Eine 77-jährige französisch-spanische Nonne wurde am Mittwoch (22. Mai) in Nola bei Berbérati im Westen der Zentralafrikanischen Republik ermordet aufgefunden, berichtet France Bleu Occitanie. Schwester Inès war Mitglied der Gemeinde Filles de Jésus in Massac-Séran bei Lavaur (Tarn). Die Gründe für dieses Attentat sind nicht bekannt.

Nach Angaben der Diözese Albi stellte die Wache in der Nacht von Sonntag auf Montag fest, dass die Nonne verschwunden war. "Er gab die Warnung, spezifiziert die Diözese Albi. Die Nonnen und Dorfbewohner begannen sofort mit der Suche. Schwester Inès wurde schließlich enthauptet auf der anderen Seite des Flusses am Rande des Waldes gefunden. Der Grund für dieses Attentat ist derzeit nicht bekannt."

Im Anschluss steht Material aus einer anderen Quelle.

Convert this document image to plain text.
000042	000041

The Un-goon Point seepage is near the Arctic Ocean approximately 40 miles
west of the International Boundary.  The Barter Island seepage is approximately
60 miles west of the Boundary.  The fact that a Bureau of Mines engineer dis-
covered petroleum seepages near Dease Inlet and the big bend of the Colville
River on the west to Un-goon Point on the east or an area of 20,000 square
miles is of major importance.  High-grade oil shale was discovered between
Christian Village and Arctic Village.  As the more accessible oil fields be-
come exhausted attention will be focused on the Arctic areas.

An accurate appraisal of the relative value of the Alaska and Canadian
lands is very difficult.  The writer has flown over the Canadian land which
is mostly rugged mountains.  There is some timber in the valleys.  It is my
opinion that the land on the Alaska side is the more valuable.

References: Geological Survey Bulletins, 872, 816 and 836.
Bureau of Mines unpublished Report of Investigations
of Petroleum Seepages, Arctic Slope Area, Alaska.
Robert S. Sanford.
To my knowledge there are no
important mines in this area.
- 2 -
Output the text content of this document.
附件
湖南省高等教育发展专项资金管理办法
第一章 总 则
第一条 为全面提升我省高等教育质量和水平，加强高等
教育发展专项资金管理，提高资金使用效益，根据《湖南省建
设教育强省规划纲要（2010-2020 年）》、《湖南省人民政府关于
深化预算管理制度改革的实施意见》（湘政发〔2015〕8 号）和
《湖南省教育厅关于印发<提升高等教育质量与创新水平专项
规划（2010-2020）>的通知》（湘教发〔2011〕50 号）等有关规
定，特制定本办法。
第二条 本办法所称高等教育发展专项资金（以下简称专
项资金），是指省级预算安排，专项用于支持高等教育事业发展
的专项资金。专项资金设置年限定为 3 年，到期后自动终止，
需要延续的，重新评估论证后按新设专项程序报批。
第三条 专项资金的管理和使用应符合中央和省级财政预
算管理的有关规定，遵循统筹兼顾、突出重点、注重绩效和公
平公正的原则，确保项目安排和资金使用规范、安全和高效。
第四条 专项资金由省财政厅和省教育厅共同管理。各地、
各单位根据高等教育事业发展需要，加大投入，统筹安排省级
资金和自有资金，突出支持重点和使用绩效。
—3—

Papst Franziskus sprach am Mittwoch auf dem Petersplatz diesen Mord "barbarisch". Er rief die Menge dazu auf, still für Schwester Ines zu beten, die aus Burgos in Spanien stammte. Einige Jahre lang war sie auf Mission in die Zentralafrikanische Republik in der Nähe der Stadt Berbérati im Westen des Landes geschickt worden, wo sie mit einer anderen Schwester der Gemeinde Tarn, Schwester Bénédicte und den Zentralafrikanischen Schwestern zusammenlebte.